In this Phase II study, rituximab added to the standard CHOP regimen produced quite favorable results (77% CR rate, 75% two-year survival), numbers that are most encouraging in this setting. Yet, the numbers are in stark contrast to that from the AIDS-Malignancies Consortium trial (AMC 010).3 In that randomized trial, there were 16 infection-related deaths and 15 of these occurred in the rituximab arm. However, in the AMC trial patients with more advanced HIV infection were included, whereas the current trial excluded patients who, at the time of enrollment, had CD4 counts < 100/L and any history of opportunistic infection.

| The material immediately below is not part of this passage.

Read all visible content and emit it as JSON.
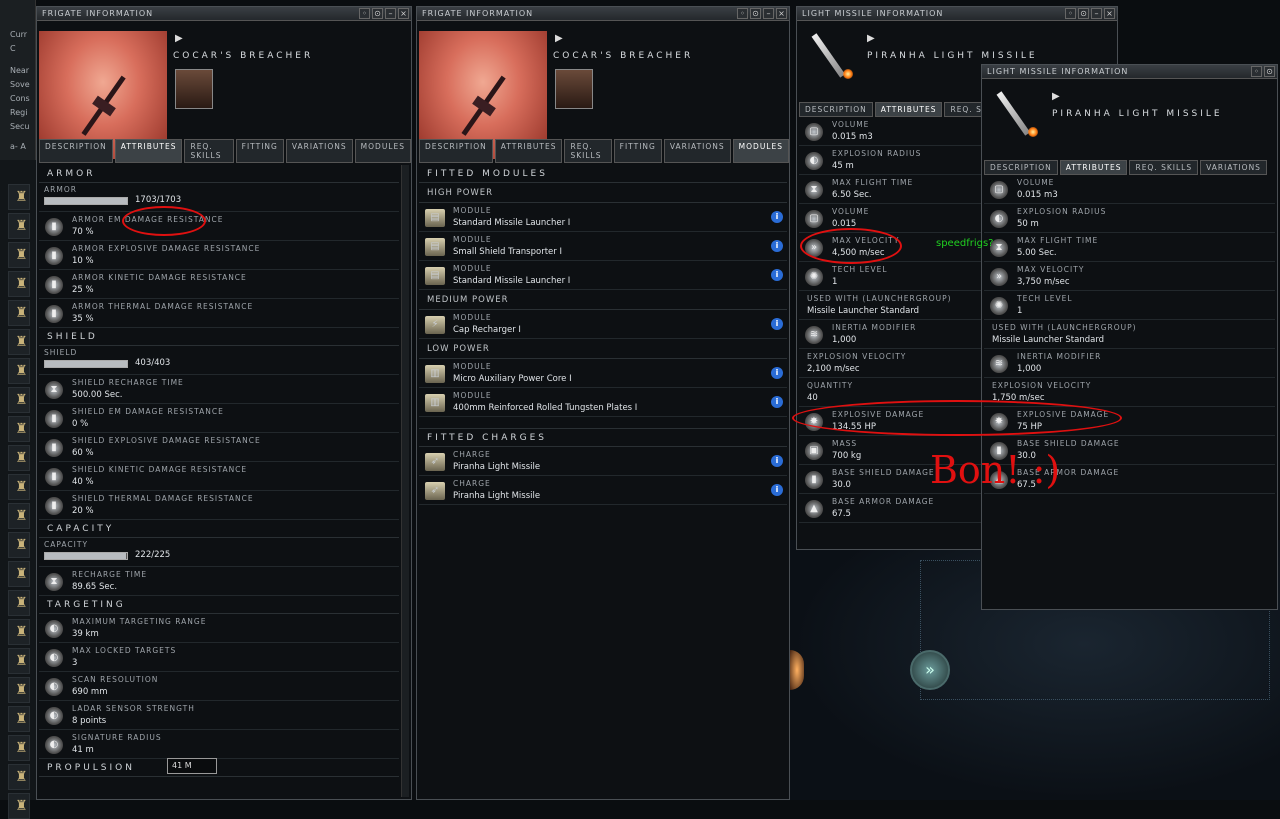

Accordingly, this report adds significant positive information with regard to which HIV-NHL patients can be safely treated with R-CHOP. The data suggest for HIV patients with good performance status and CD4 counts above 100/L, rituximab can be safely used in lymphoma treatment schemas. For patients with active AIDS, low CD4 counts or poor performance status, reservations regarding rituximab use would still seem appropriate.
1. Kaplan LD, et al. Low-dose compared with standard-dose m-BACOD chemotherapy for non-Hodgkin's lymphoma associated with human immunodeficiency virus infection. National Institute of Allergy and Infectious Diseases AIDS Clinical Trials Group. N Engl J Med. 1997;336:1641-1648.
2. Besson C, et al. Changes in AIDS-related lymphoma since the era of highly active antiretroviral therapy. Blood. 2001;98:2339-2344.
3. Kaplan LD, et al. Rituximab does not improve clinical outcome in a randomized phase 3 trial of CHOP with or without rituximab in patients with HIV-associated non-Hodgkin lymphoma: AIDS-Malignancies Consortium Trial 010. Blood. 2005;106:1538-1543.